As used by Goldstein, the positive concavity condition:

$$ \frac{d^2 V_{\rm eff}}{dr^2} > 0 $$

is required for stability of a circular orbit. (The second derivative is evaluated at the orbit radius.)

First, such an orbit can exist only at an extremum of $V_{\rm eff}$, where the radial force (the negative of the first derivative of $V_{\rm eff}$) is 0:

$$ -\frac{dV_{\rm eff}}{dr} = 0$$

(Otherwise it wouldn't be an equilibrium orbit.)

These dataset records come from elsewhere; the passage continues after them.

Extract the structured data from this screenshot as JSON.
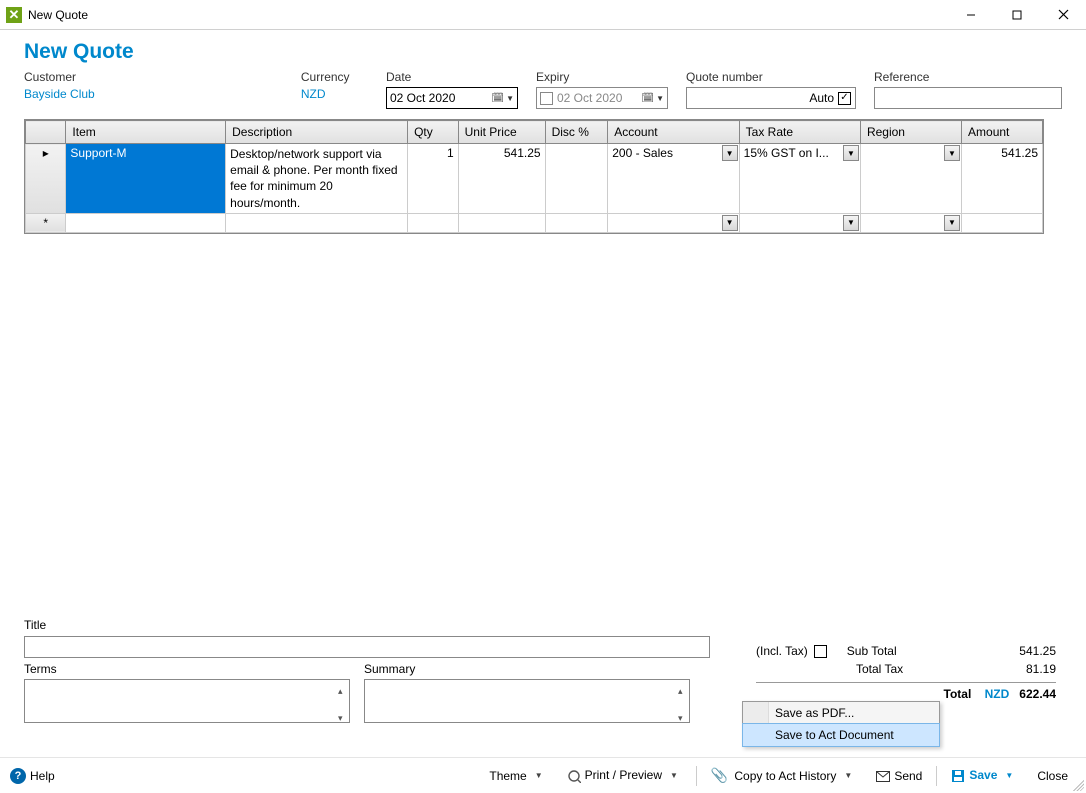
{
  "window": {
    "title": "New Quote"
  },
  "header": {
    "page_title": "New Quote"
  },
  "fields": {
    "customer_label": "Customer",
    "customer_value": "Bayside Club",
    "currency_label": "Currency",
    "currency_value": "NZD",
    "date_label": "Date",
    "date_value": "02  Oct  2020",
    "expiry_label": "Expiry",
    "expiry_value": "02  Oct  2020",
    "quote_number_label": "Quote number",
    "quote_number_auto": "Auto",
    "reference_label": "Reference",
    "reference_value": ""
  },
  "grid": {
    "headers": {
      "item": "Item",
      "description": "Description",
      "qty": "Qty",
      "unit_price": "Unit Price",
      "disc": "Disc %",
      "account": "Account",
      "tax_rate": "Tax Rate",
      "region": "Region",
      "amount": "Amount"
    },
    "rows": [
      {
        "item": "Support-M",
        "description": "Desktop/network support via email & phone.\nPer month fixed fee for minimum 20 hours/month.",
        "qty": "1",
        "unit_price": "541.25",
        "disc": "",
        "account": "200 - Sales",
        "tax_rate": "15% GST on I...",
        "region": "",
        "amount": "541.25"
      }
    ]
  },
  "lower": {
    "title_label": "Title",
    "title_value": "",
    "terms_label": "Terms",
    "terms_value": "",
    "summary_label": "Summary",
    "summary_value": ""
  },
  "totals": {
    "incl_tax_label": "(Incl. Tax)",
    "sub_total_label": "Sub Total",
    "sub_total": "541.25",
    "total_tax_label": "Total Tax",
    "total_tax": "81.19",
    "total_label": "Total",
    "currency": "NZD",
    "total": "622.44"
  },
  "popup": {
    "items": [
      {
        "label": "Save as PDF..."
      },
      {
        "label": "Save to Act Document"
      }
    ]
  },
  "footer": {
    "help": "Help",
    "theme": "Theme",
    "print_preview": "Print / Preview",
    "copy_act": "Copy to Act History",
    "send": "Send",
    "save": "Save",
    "close": "Close"
  }
}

To examine the stability, imagine that the orbit deviates slightly, by $\Delta r$, from the equilibrium position. Then the radial force $f_r$ is no longer exactly zero: by a Taylor expansion of the potential around the equilibrium (remembering that the linear term is 0 by assumption) one finds a version of Hooke's law:

$$f_r = - \frac{d^2 V_{\rm eff}}{dr^2} \Delta r$$

This force is restoring (stabilizing) if the concavity is positive, but destabilizing if the concavity is negative.

This situation is analogous to a vertical pendulum. There are two equilibria: 1) the pendulum at rest at the bottom and 2) at rest at the top. The bottom equilibrium point is stable, but the top equilibrium is unstable.

As noted by others, this condition is not Bertrand's theorem, which is concerned with closed orbits in general (not just circular orbits).